We enjoyed Winter Field Day this year at the Calhoun County Auxiliary Emergency Operations Center, so we opted to base the summer operation there also. Since it is a functioning EOC, we will operate as 5F class. We will have two delta loops, a six-meter beam, and three OCF dipoles in the air. We’ll also enjoy the use of the SCHEART trailer for the “Get on the Air” station. We’ll have at least three operating positions inside the EOC for SSB stations. I will operate from the Calhoun County field operations trailer on a delta loop, and the 6-meter station will also hang out in there if we get an opening. One of our CW gurus will pitch a tent and go old-school. Madman!
We intend to log with N1MM. No “dashboard” to keep track of our state-by-state QSO count this year unfortunately.
My duties for the day will be extensive:
- Arrive on-site before 10 a.m. for a club board meeting. (Antennas will be deployed Friday afternoon)
- Ensure all logging machines have N1MM deployed, updated with the latest data files, properly configured, and ready to log.
- Setup my own station (K3+P3).
- Be on the lookout for visiting media. We had a couple stations and an internet news service stop by last year.

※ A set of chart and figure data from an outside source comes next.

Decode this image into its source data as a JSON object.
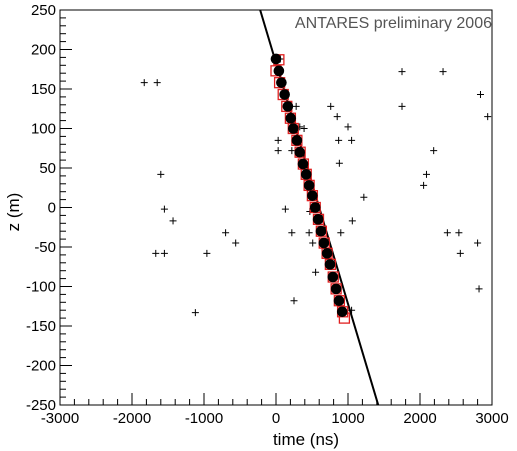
{
  "chart_data": {
    "type": "scatter",
    "annotation": "ANTARES preliminary 2006",
    "xlabel": "time (ns)",
    "ylabel": "z (m)",
    "xlim": [
      -3000,
      3000
    ],
    "ylim": [
      -250,
      250
    ],
    "x_ticks": [
      -3000,
      -2000,
      -1000,
      0,
      1000,
      2000,
      3000
    ],
    "x_tick_labels": [
      "-3000",
      "-2000",
      "-1000",
      "0",
      "1000",
      "2000",
      "3000"
    ],
    "y_ticks": [
      -250,
      -200,
      -150,
      -100,
      -50,
      0,
      50,
      100,
      150,
      200,
      250
    ],
    "y_tick_labels": [
      "-250",
      "-200",
      "-150",
      "-100",
      "-50",
      "0",
      "50",
      "100",
      "150",
      "200",
      "250"
    ],
    "grid": false,
    "fit_line": {
      "points": [
        [
          -220,
          250
        ],
        [
          1420,
          -250
        ]
      ],
      "color": "#000000"
    },
    "selected_hits": {
      "marker": "filled-circle",
      "color": "#000000",
      "points": [
        [
          0,
          188
        ],
        [
          40,
          173
        ],
        [
          75,
          158
        ],
        [
          120,
          143
        ],
        [
          165,
          128
        ],
        [
          205,
          113
        ],
        [
          240,
          100
        ],
        [
          290,
          85
        ],
        [
          330,
          70
        ],
        [
          375,
          55
        ],
        [
          420,
          42
        ],
        [
          460,
          28
        ],
        [
          505,
          15
        ],
        [
          545,
          0
        ],
        [
          585,
          -15
        ],
        [
          625,
          -30
        ],
        [
          665,
          -45
        ],
        [
          710,
          -58
        ],
        [
          750,
          -72
        ],
        [
          790,
          -88
        ],
        [
          835,
          -103
        ],
        [
          875,
          -118
        ],
        [
          920,
          -132
        ]
      ]
    },
    "triggered_hits": {
      "marker": "square",
      "color": "#e02020",
      "points": [
        [
          0,
          173
        ],
        [
          50,
          158
        ],
        [
          100,
          143
        ],
        [
          150,
          128
        ],
        [
          200,
          113
        ],
        [
          240,
          100
        ],
        [
          290,
          85
        ],
        [
          335,
          70
        ],
        [
          380,
          55
        ],
        [
          420,
          42
        ],
        [
          460,
          28
        ],
        [
          505,
          15
        ],
        [
          545,
          0
        ],
        [
          590,
          -15
        ],
        [
          630,
          -30
        ],
        [
          670,
          -45
        ],
        [
          710,
          -58
        ],
        [
          755,
          -72
        ],
        [
          795,
          -88
        ],
        [
          835,
          -103
        ],
        [
          880,
          -118
        ],
        [
          925,
          -132
        ],
        [
          40,
          187
        ],
        [
          950,
          -140
        ]
      ]
    },
    "all_hits": {
      "marker": "plus",
      "color": "#000000",
      "points": [
        [
          -1830,
          158
        ],
        [
          -1650,
          158
        ],
        [
          -1600,
          42
        ],
        [
          -1550,
          -2
        ],
        [
          -1430,
          -17
        ],
        [
          -1670,
          -58
        ],
        [
          -1550,
          -58
        ],
        [
          -1120,
          -133
        ],
        [
          -960,
          -58
        ],
        [
          -700,
          -32
        ],
        [
          -560,
          -45
        ],
        [
          60,
          188
        ],
        [
          30,
          85
        ],
        [
          30,
          72
        ],
        [
          130,
          -2
        ],
        [
          220,
          -32
        ],
        [
          220,
          72
        ],
        [
          250,
          -118
        ],
        [
          280,
          128
        ],
        [
          330,
          102
        ],
        [
          390,
          100
        ],
        [
          470,
          -5
        ],
        [
          460,
          -32
        ],
        [
          510,
          -45
        ],
        [
          550,
          -82
        ],
        [
          760,
          128
        ],
        [
          850,
          115
        ],
        [
          870,
          85
        ],
        [
          880,
          56
        ],
        [
          900,
          -32
        ],
        [
          1000,
          102
        ],
        [
          1050,
          85
        ],
        [
          1060,
          -17
        ],
        [
          1050,
          -130
        ],
        [
          1220,
          13
        ],
        [
          1750,
          172
        ],
        [
          1750,
          128
        ],
        [
          2050,
          28
        ],
        [
          2090,
          42
        ],
        [
          2190,
          72
        ],
        [
          2320,
          172
        ],
        [
          2380,
          -32
        ],
        [
          2540,
          -32
        ],
        [
          2560,
          -58
        ],
        [
          2800,
          -45
        ],
        [
          2840,
          143
        ],
        [
          2820,
          -103
        ],
        [
          2940,
          115
        ]
      ]
    }
  }
}
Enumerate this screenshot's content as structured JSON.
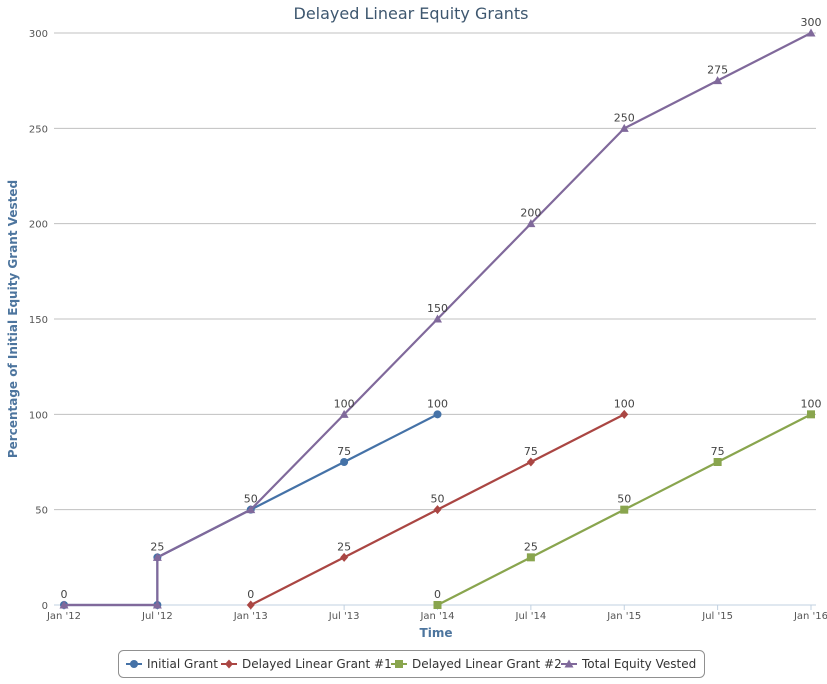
{
  "chart_data": {
    "type": "line",
    "title": "Delayed Linear Equity Grants",
    "xlabel": "Time",
    "ylabel": "Percentage of Initial Equity Grant Vested",
    "x_ticks": [
      "Jan '12",
      "Jul '12",
      "Jan '13",
      "Jul '13",
      "Jan '14",
      "Jul '14",
      "Jan '15",
      "Jul '15",
      "Jan '16"
    ],
    "ylim": [
      0,
      300
    ],
    "y_ticks": [
      0,
      50,
      100,
      150,
      200,
      250,
      300
    ],
    "grid": true,
    "legend_position": "bottom-center",
    "series": [
      {
        "name": "Initial Grant",
        "color": "#4572a7",
        "marker": "circle",
        "points": [
          {
            "x": "Jan '12",
            "y": 0,
            "label": "0"
          },
          {
            "x": "Jul '12",
            "y": 0
          },
          {
            "x": "Jul '12",
            "y": 25
          },
          {
            "x": "Jan '13",
            "y": 50
          },
          {
            "x": "Jul '13",
            "y": 75,
            "label": "75"
          },
          {
            "x": "Jan '14",
            "y": 100,
            "label": "100"
          }
        ]
      },
      {
        "name": "Delayed Linear Grant #1",
        "color": "#aa4643",
        "marker": "diamond",
        "points": [
          {
            "x": "Jan '13",
            "y": 0,
            "label": "0"
          },
          {
            "x": "Jul '13",
            "y": 25,
            "label": "25"
          },
          {
            "x": "Jan '14",
            "y": 50,
            "label": "50"
          },
          {
            "x": "Jul '14",
            "y": 75,
            "label": "75"
          },
          {
            "x": "Jan '15",
            "y": 100,
            "label": "100"
          }
        ]
      },
      {
        "name": "Delayed Linear Grant #2",
        "color": "#89a54e",
        "marker": "square",
        "points": [
          {
            "x": "Jan '14",
            "y": 0,
            "label": "0"
          },
          {
            "x": "Jul '14",
            "y": 25,
            "label": "25"
          },
          {
            "x": "Jan '15",
            "y": 50,
            "label": "50"
          },
          {
            "x": "Jul '15",
            "y": 75,
            "label": "75"
          },
          {
            "x": "Jan '16",
            "y": 100,
            "label": "100"
          }
        ]
      },
      {
        "name": "Total Equity Vested",
        "color": "#80699b",
        "marker": "triangle",
        "points": [
          {
            "x": "Jan '12",
            "y": 0
          },
          {
            "x": "Jul '12",
            "y": 0
          },
          {
            "x": "Jul '12",
            "y": 25,
            "label": "25"
          },
          {
            "x": "Jan '13",
            "y": 50,
            "label": "50"
          },
          {
            "x": "Jul '13",
            "y": 100,
            "label": "100"
          },
          {
            "x": "Jan '14",
            "y": 150,
            "label": "150"
          },
          {
            "x": "Jul '14",
            "y": 200,
            "label": "200"
          },
          {
            "x": "Jan '15",
            "y": 250,
            "label": "250"
          },
          {
            "x": "Jul '15",
            "y": 275,
            "label": "275"
          },
          {
            "x": "Jan '16",
            "y": 300,
            "label": "300"
          }
        ]
      }
    ]
  }
}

- Gather quotes and photos. I’ll be shooting my normal images for the website, but will also be writing a story about Field Day for a local paper. I was first inclined to tell the editor of that paper that it wasn’t MY job to cover my own event — after all, I’d already composed a detailed press release — but some coverage is better than no coverage; so I’ll do what I can.
- 1 p.m. meeting to go over use of N1MM, the exchange, and on-air procedures
- 2 p.m. Field Day begins! I’m crossing my fingers for no computer glitch-ups this year.
- There are perhaps two viable passes for SO-50, so I may break out the Arrow antenna and try to score a QSO for a sanguine 100 point satellite contact.
Last year I made 100 contacts. My “hard” goal this year is to double that; my “soft” goal is to triple it. My last performance in the NAQP RTTY contest proved that with experience and a better radio, I could dramatically improve QSO counts. Provided band conditions are good, and 15 and 10 meters open, I feel like I can branch into some very good numbers. Of course, I’m assuming that I won’t be QRMed all day by adjacent operators. I plan to stick with RTTY as long as possible on all bands, both running and pouncing before fooling with PSK, which has proved to be difficult to contest with in crowded band conditions.
If the well runs dry, I’d like to switch to CW. I won’t be bringing a microphone!